Faith is essentially a value, and accepting belief requires making value judgments, while truth and falsehood are a matter of fact, and distinguishing true and false is a factual judgment. As we said in the chapter on Weber, the former has no objective rational basis, while the latter can in principle be based on scientifically rational evidence and logic. That is to say, on the issue of belief, if a value judgment is reviewed by the standard of reviewing factual judgment, it is equivalent to using the speed standard of a sprint race to evaluate whether a painting is beautiful or not, and it will not work. In academic language, there is a logical rupture between belief and truth.
Kierkegaard struggled with this question all his life, and finally he found that you cannot rely solely on logic and reasoning to prove that a belief is true and to confirm its reliability. Therefore, you have to bravely "jump" to be able to cross this gap. It's all an adventure. Because we can't know whether the result of this leap is reaching the other side of salvation or falling into the abyss of emptiness. We can't even calculate the probability of this risk. Faith requires great courage.

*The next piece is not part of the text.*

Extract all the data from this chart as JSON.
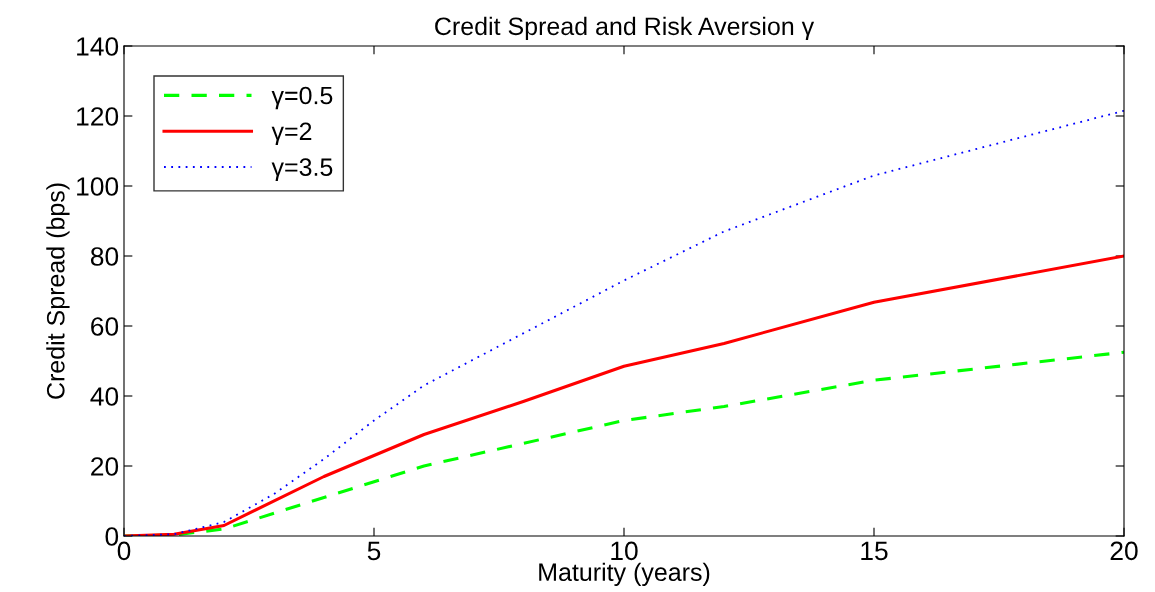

To sum up, we will constantly ask the meaning of life, and this questioning will encounter the two major problems of death and greed. To meet this challenge, we need to establish a reliable belief in life. In traditional western societies, people mainly rely on religion to cope. But after the baptism of Enlightenment rationalism, accepting religious belief is no longer the default option for granted. Modern people tend to rely on reason to verify and confirm the reliability of beliefs, so accepting beliefs is not blind obedience. However, there is a gap between belief and reason, which cannot be bridged by rational argument itself, making it very difficult to establish belief in the modern world.

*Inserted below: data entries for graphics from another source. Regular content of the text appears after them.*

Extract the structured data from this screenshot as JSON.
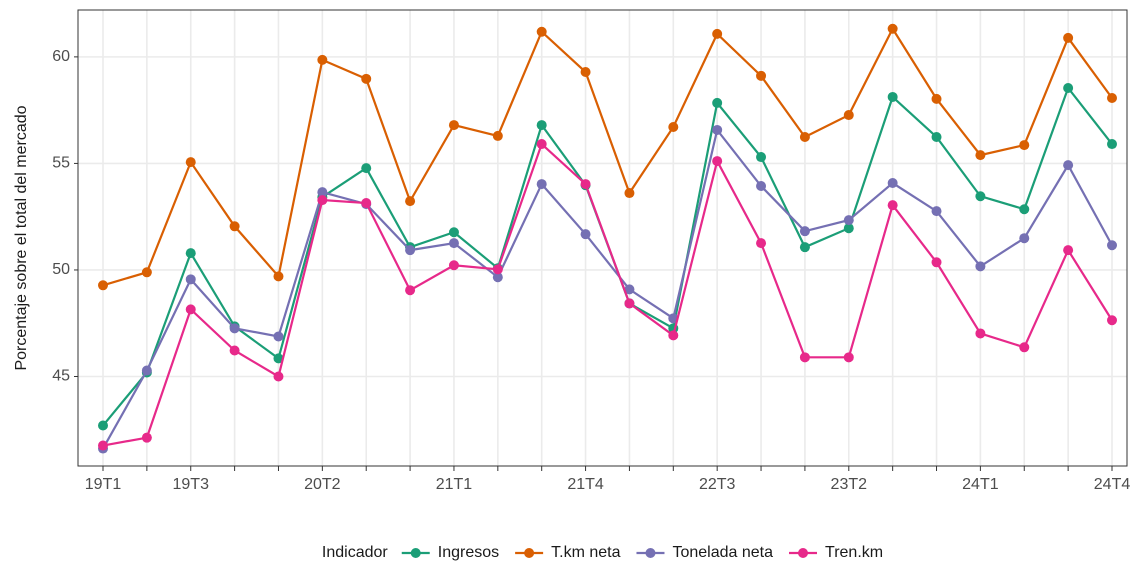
{
  "chart_data": {
    "type": "line",
    "y_label": "Porcentaje sobre el total del mercado",
    "legend_title": "Indicador",
    "legend_position": "bottom",
    "grid": true,
    "categories": [
      "19T1",
      null,
      "19T3",
      null,
      null,
      "20T2",
      null,
      null,
      "21T1",
      null,
      null,
      "21T4",
      null,
      null,
      "22T3",
      null,
      null,
      "23T2",
      null,
      null,
      "24T1",
      null,
      null,
      "24T4"
    ],
    "ylim": [
      40.8,
      62.2
    ],
    "yticks": [
      45,
      50,
      55,
      60
    ],
    "series": [
      {
        "name": "Ingresos",
        "color": "#1b9e77",
        "values": [
          42.7,
          45.19,
          50.79,
          47.35,
          45.85,
          53.42,
          54.78,
          51.07,
          51.77,
          50.08,
          56.8,
          53.98,
          48.43,
          47.26,
          57.84,
          55.3,
          51.07,
          51.96,
          58.12,
          56.24,
          53.46,
          52.85,
          58.54,
          55.91
        ]
      },
      {
        "name": "T.km neta",
        "color": "#d95f02",
        "values": [
          49.28,
          49.89,
          55.06,
          52.05,
          49.7,
          59.86,
          58.97,
          53.23,
          56.8,
          56.29,
          61.18,
          59.29,
          53.61,
          56.71,
          61.08,
          59.11,
          56.24,
          57.27,
          61.32,
          58.03,
          55.39,
          55.86,
          60.89,
          58.07
        ]
      },
      {
        "name": "Tonelada neta",
        "color": "#7570b3",
        "values": [
          41.62,
          45.28,
          49.56,
          47.26,
          46.88,
          53.65,
          53.09,
          50.93,
          51.26,
          49.66,
          54.03,
          51.68,
          49.09,
          47.73,
          56.57,
          53.94,
          51.82,
          52.34,
          54.08,
          52.76,
          50.17,
          51.49,
          54.92,
          51.16
        ]
      },
      {
        "name": "Tren.km",
        "color": "#e7298a",
        "values": [
          41.76,
          42.13,
          48.15,
          46.22,
          45.0,
          53.28,
          53.14,
          49.05,
          50.22,
          50.03,
          55.91,
          54.03,
          48.43,
          46.93,
          55.11,
          51.26,
          45.9,
          45.9,
          53.04,
          50.36,
          47.02,
          46.37,
          50.93,
          47.64
        ]
      }
    ]
  }
}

If faith is the hometown of the soul, then for many modern people who do not have faith, they have fallen into the predicament of spiritual homelessness. This predicament is "the spiritual crisis of modern man", and it is also the theme of this chapter.
If you are also plagued by this problem, then you are not alone. Some of the greatest minds in human history have pondered this question. Subsequent sections describe some of the most insightful thinkers on the subject, including Nietzsche, Freud, and Sartre. Their insights are instructive, but I must tell the truth: no one can give us a sure and reliable way out of this predicament. Nietzsche said: "How much truth a man can bear is the test of his mental strength."
It's also a high-energy warning: this journey of our minds is about to enter a precipitous road, an adventure, and you need to be prepared for a spiritual test.